Davidson J A, Poggie R A, Mishra A K
Orthopaedic Research Department, Smith & Nephew Richards Inc., Memphis, TN 38116.
Biomed Mater Eng. 1994;4(3):213-29.
The debris generated by the progressive wear of total joint replacement (TJR) devices is considered a primary cause of osteolysis, bone resorption, and premature failure of artificial hips and knees. The vast majority of this debris originates from the UHMWPE articulating surfaces caused by tribological interaction with the opposing metal or ceramic surface and hard particulates contained in the sinovial fluid. Entrapment of third body debris, such as cortical bone, PMMA cement, and titanium debris, between the articulating surfaces can cause abrasion of both the hard bearing surface and the UHMWPE. The propensity for abrasive wear is dependent on the relationship between the hardness of the third-body debris and the hardness of the bearing surfaces. To gain a better understanding of this relationship and its effect on wear, the abrasive wear behavior of several metal and ceramic bearing surfaces was characterized in terms of the hardness of both the third-body debris and the metal or ceramic substrate. The effects of abrasion and increased surface roughness of the metal or ceramic surfaces on wear of the UHMWPE was also determined. In addition, the amount of UHMWPE wear was quantified in terms of the amount (particles/ml) of titanium fretting-type debris contained in solution. The results of this investigation showed the resistance to abrasive wear of the metal and ceramic bearing surfaces to increase with increasing surface hardness. Bone debris, PMMA cement, and titanium debris produced visible abrasion of all metal surfaces including nitrogen ion implanted Ti-6Al-4V. The ceramic bearing surfaces showed no evidence of abrasion and produced the least amount of UHMWPE wear. The wear of UHMWPE sliding against Co-Cr-Mo was found to increase with increasing levels of 1.48 microns titanium debris added to the wear test solution. The rate of UHMWPE wear increased rapidly for concentrations of titanium debris in the test solution exceeding about 10(5) particles/ml.

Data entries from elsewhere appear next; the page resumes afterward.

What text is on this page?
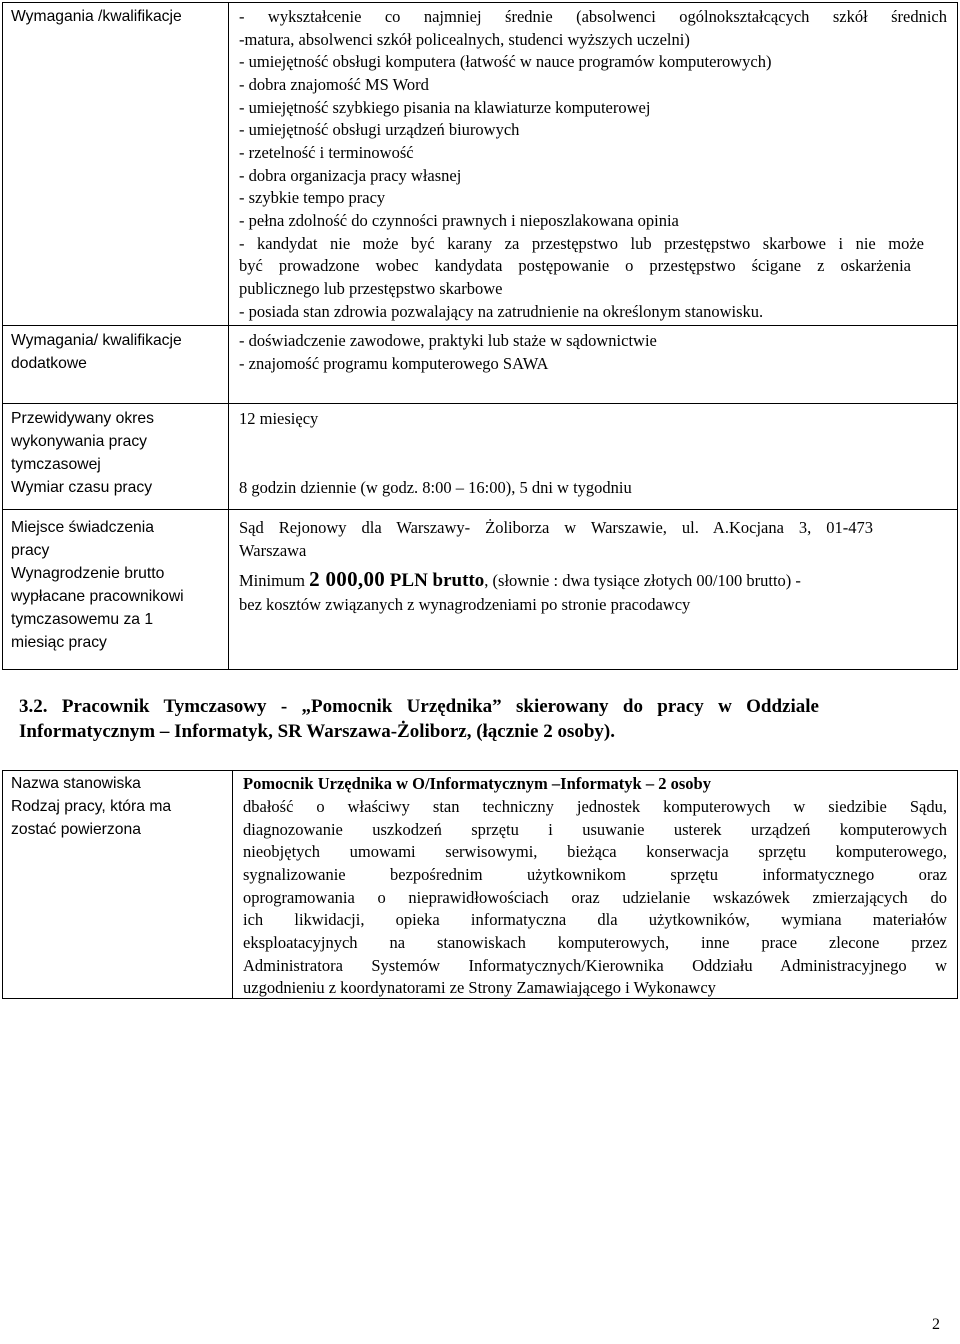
Wymagania /kwalifikacje
Wymagania/ kwalifikacje
dodatkowe
Przewidywany okres
wykonywania pracy
tymczasowej
Wymiar czasu pracy
Miejsce świadczenia
pracy
Wynagrodzenie brutto
wypłacane pracownikowi
tymczasowemu za 1
miesiąc pracy
- wykształcenie co najmniej średnie (absolwenci ogólnokształcących szkół średnich
-matura, absolwenci szkół policealnych, studenci wyższych uczelni)
- umiejętność obsługi komputera (łatwość w nauce programów komputerowych)
- dobra znajomość MS Word
- umiejętność szybkiego pisania na klawiaturze komputerowej
- umiejętność obsługi urządzeń biurowych
- rzetelność i terminowość
- dobra organizacja pracy własnej
- szybkie tempo pracy
- pełna zdolność do czynności prawnych i nieposzlakowana opinia
- kandydat nie może być karany za przestępstwo lub przestępstwo skarbowe i nie może
być prowadzone wobec kandydata postępowanie o przestępstwo ścigane z oskarżenia
publicznego lub przestępstwo skarbowe
- posiada stan zdrowia pozwalający na zatrudnienie na określonym stanowisku.
- doświadczenie zawodowe, praktyki lub staże w sądownictwie
- znajomość programu komputerowego SAWA
12 miesięcy
8 godzin dziennie (w godz. 8:00 – 16:00), 5 dni w tygodniu
Sąd Rejonowy dla Warszawy- Żoliborza w Warszawie, ul. A.Kocjana 3, 01-473
Warszawa
Minimum 2 000,00 PLN brutto, (słownie : dwa tysiące złotych 00/100 brutto) -
bez kosztów związanych z wynagrodzeniami po stronie pracodawcy
3.2. Pracownik Tymczasowy - „Pomocnik Urzędnika” skierowany do pracy w Oddziale
Informatycznym – Informatyk, SR Warszawa-Żoliborz, (łącznie 2 osoby).
Nazwa stanowiska
Rodzaj pracy, która ma
zostać powierzona
Pomocnik Urzędnika w O/Informatycznym –Informatyk – 2 osoby
dbałość o właściwy stan techniczny jednostek komputerowych w siedzibie Sądu,
diagnozowanie uszkodzeń sprzętu i usuwanie usterek urządzeń komputerowych
nieobjętych umowami serwisowymi, bieżąca konserwacja sprzętu komputerowego,
sygnalizowanie bezpośrednim użytkownikom sprzętu informatycznego oraz
oprogramowania o nieprawidłowościach oraz udzielanie wskazówek zmierzających do
ich likwidacji, opieka informatyczna dla użytkowników, wymiana materiałów
eksploatacyjnych na stanowiskach komputerowych, inne prace zlecone przez
Administratora Systemów Informatycznych/Kierownika Oddziału Administracyjnego w
uzgodnieniu z koordynatorami ze Strony Zamawiającego i Wykonawcy
2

These test results suggest that third-body particles, both large and small, are capable of causing increased abrasive wear of UHMWPE, and that abrasion of the hard bearing surfaces will occur if the hardness of the third-body debris exceeds the hardness of the metal or ceramic bearing surface.
全关节置换(TJR)装置渐进性磨损产生的碎屑被认为是骨溶解、骨吸收以及人工髋关节和膝关节过早失效的主要原因。这些碎屑绝大多数源自超高分子量聚乙烯(UHMWPE)关节表面,是由其与相对的金属或陶瓷表面的摩擦学相互作用以及滑液中所含的硬颗粒导致的。关节表面之间夹入第三体碎屑,如皮质骨、聚甲基丙烯酸甲酯(PMMA)骨水泥和钛碎屑,会导致硬支承表面和UHMWPE都出现磨损。磨料磨损的倾向取决于第三体碎屑硬度与支承表面硬度之间的关系。为了更好地理解这种关系及其对磨损的影响,根据第三体碎屑以及金属或陶瓷基底的硬度,对几种金属和陶瓷支承表面的磨料磨损行为进行了表征。还确定了金属或陶瓷表面的磨损和表面粗糙度增加对UHMWPE磨损的影响。此外,根据溶液中所含钛微动型碎屑的量(颗粒/毫升)对UHMWPE的磨损量进行了量化。这项研究的结果表明,金属和陶瓷支承表面的抗磨料磨损能力随表面硬度的增加而增强。骨碎屑、PMMA骨水泥和钛碎屑对包括氮离子注入的Ti-6Al-4V在内的所有金属表面都产生了明显磨损。陶瓷支承表面没有磨损迹象,并且产生的UHMWPE磨损量最少。发现UHMWPE与钴铬钼合金对磨时,随着添加到磨损试验溶液中的1.48微米钛碎屑水平的增加,UHMWPE的磨损也增加。当试验溶液中钛碎屑的浓度超过约10⁵颗粒/毫升时,UHMWPE的磨损速率迅速增加。这些试验结果表明,无论大小,第三体颗粒都能够导致UHMWPE的磨料磨损增加,并且如果第三体碎屑的硬度超过金属或陶瓷支承表面的硬度,硬支承表面就会出现磨损。